Quote Originally Posted by Fritz View Post
Most, of these guys have been told from a very young age that they were special. So they got special treatment as a result of their athletic prowess: passed through their classes in high school and college without having to do much if any work. Slide past trouble other people would get busted for because the school needed them in the big game. Girls provided. Drugs. Everybody wants to be their friend, most everybody wants to lick their asses. You give this kind of life to any human being, and that person is bound to be changed by the experience. Mostly not for the good. Mostly those people start believing they ARE different, they ARE special, because that's what they've been told their whole life. So it's all understandable. Sad, but understandable.

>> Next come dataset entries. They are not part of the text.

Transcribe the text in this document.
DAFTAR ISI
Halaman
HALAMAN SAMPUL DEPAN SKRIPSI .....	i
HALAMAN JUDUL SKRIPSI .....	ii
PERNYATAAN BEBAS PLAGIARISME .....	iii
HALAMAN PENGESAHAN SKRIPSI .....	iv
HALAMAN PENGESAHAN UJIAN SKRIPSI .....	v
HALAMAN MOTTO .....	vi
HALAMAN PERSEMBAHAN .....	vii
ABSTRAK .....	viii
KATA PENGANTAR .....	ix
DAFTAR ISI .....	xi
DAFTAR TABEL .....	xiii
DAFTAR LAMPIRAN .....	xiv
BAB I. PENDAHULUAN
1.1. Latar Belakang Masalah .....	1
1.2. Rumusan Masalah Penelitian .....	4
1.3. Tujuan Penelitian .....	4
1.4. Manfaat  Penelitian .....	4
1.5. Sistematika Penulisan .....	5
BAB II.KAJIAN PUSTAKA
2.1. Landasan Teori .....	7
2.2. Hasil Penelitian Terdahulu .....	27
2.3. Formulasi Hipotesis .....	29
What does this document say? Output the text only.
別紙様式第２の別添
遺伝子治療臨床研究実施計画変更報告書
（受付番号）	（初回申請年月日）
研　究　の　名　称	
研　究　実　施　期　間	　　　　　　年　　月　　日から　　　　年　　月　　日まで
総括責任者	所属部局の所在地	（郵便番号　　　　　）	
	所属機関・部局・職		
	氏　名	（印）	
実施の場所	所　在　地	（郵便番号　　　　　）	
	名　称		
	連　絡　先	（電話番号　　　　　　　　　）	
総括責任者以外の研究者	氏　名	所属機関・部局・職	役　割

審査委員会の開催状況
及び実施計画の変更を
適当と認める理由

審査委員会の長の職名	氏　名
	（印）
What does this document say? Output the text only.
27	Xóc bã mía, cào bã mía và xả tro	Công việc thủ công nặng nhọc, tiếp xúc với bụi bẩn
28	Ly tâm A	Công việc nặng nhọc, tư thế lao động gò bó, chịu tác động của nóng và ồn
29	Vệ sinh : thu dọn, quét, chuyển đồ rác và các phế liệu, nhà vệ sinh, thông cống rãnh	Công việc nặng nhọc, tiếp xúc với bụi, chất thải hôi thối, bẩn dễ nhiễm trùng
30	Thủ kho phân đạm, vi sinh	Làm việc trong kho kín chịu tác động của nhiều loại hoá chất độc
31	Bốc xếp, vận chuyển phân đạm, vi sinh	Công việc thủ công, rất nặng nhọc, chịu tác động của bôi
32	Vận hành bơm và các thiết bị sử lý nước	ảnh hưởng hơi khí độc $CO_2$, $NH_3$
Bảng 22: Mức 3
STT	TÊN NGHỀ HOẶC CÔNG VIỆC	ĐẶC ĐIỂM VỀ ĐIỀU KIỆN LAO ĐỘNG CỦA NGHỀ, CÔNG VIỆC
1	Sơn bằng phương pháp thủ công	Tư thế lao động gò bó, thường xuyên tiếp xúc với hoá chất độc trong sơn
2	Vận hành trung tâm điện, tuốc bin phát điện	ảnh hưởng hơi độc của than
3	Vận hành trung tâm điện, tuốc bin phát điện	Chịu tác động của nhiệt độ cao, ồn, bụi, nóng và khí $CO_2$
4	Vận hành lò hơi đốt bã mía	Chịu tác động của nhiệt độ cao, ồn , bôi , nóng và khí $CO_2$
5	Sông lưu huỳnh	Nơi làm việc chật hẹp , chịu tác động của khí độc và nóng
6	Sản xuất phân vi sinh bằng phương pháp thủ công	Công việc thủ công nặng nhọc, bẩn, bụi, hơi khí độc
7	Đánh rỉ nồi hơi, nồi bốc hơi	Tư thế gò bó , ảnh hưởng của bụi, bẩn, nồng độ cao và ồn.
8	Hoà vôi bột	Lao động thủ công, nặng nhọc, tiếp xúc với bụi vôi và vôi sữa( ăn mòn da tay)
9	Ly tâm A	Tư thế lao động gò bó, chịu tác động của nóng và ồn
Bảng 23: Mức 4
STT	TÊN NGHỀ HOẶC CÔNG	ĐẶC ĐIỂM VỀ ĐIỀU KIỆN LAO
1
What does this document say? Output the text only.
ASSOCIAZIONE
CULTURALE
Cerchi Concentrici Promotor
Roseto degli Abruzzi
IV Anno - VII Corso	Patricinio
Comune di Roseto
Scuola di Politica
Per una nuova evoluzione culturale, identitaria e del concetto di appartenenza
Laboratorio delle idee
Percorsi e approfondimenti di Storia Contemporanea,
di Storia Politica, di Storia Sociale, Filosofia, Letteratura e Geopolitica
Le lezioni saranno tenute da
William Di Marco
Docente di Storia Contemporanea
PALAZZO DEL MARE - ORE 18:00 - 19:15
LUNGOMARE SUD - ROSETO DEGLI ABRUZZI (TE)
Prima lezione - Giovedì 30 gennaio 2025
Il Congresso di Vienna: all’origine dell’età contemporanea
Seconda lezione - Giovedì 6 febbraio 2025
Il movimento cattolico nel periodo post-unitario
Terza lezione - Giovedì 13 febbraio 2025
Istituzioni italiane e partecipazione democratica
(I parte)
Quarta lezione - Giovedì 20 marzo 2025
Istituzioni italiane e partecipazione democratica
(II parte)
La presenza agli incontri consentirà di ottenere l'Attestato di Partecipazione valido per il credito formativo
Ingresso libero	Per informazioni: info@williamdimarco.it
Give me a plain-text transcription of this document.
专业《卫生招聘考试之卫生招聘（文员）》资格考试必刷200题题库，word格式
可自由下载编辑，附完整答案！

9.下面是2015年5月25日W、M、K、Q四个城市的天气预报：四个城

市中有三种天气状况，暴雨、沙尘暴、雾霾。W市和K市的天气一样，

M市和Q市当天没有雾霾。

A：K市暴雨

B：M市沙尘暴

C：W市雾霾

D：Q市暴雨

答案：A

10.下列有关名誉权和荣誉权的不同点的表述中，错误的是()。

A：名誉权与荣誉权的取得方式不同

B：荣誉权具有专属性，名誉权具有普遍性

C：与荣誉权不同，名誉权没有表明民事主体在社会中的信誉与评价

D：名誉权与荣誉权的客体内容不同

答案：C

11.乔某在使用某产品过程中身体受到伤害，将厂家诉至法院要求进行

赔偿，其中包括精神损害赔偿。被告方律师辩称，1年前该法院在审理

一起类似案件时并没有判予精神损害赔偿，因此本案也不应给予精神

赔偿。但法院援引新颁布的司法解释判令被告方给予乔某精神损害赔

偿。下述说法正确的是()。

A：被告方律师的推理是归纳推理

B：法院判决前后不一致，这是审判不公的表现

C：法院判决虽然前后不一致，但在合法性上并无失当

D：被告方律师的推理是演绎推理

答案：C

Okay, I'm dumb here for jumping in, but I don't think Lorenzo meets the Golden Boy archetype. According to the Legend of Favre that we were sold during his Packer days, Brett was the QB for his dad's run-heavy wishbone offense. He got one of the last spots in Southern Miss's roster as a favor for his dad. USM's quarterbacks went down like Spinal Tap drummers, and Brett went from #6 to starter. He drank himself into a car accident in college, almost drank himself out of the league in Atlanta, got a career-saving trade to Atlanta, and then almost drank himself out in Green Bay.
If addiction is a coping mechanism, then Brett's been running from himself most of his playing career.

I think to be a successful not-predicted MVP QB in the NFL, there has to be something wrong, maybe toxic, with you to work that hard and take as many chances. Brett and Aaron both are carrying something that pushed them to exceed their expected spots in the NCAA. And both of them wouldn't be their selves without a furnace full of chips.

(Now, modern-day Brett is deffo an entitled stingy prick. But we all have our problems to deal with or suffer from.)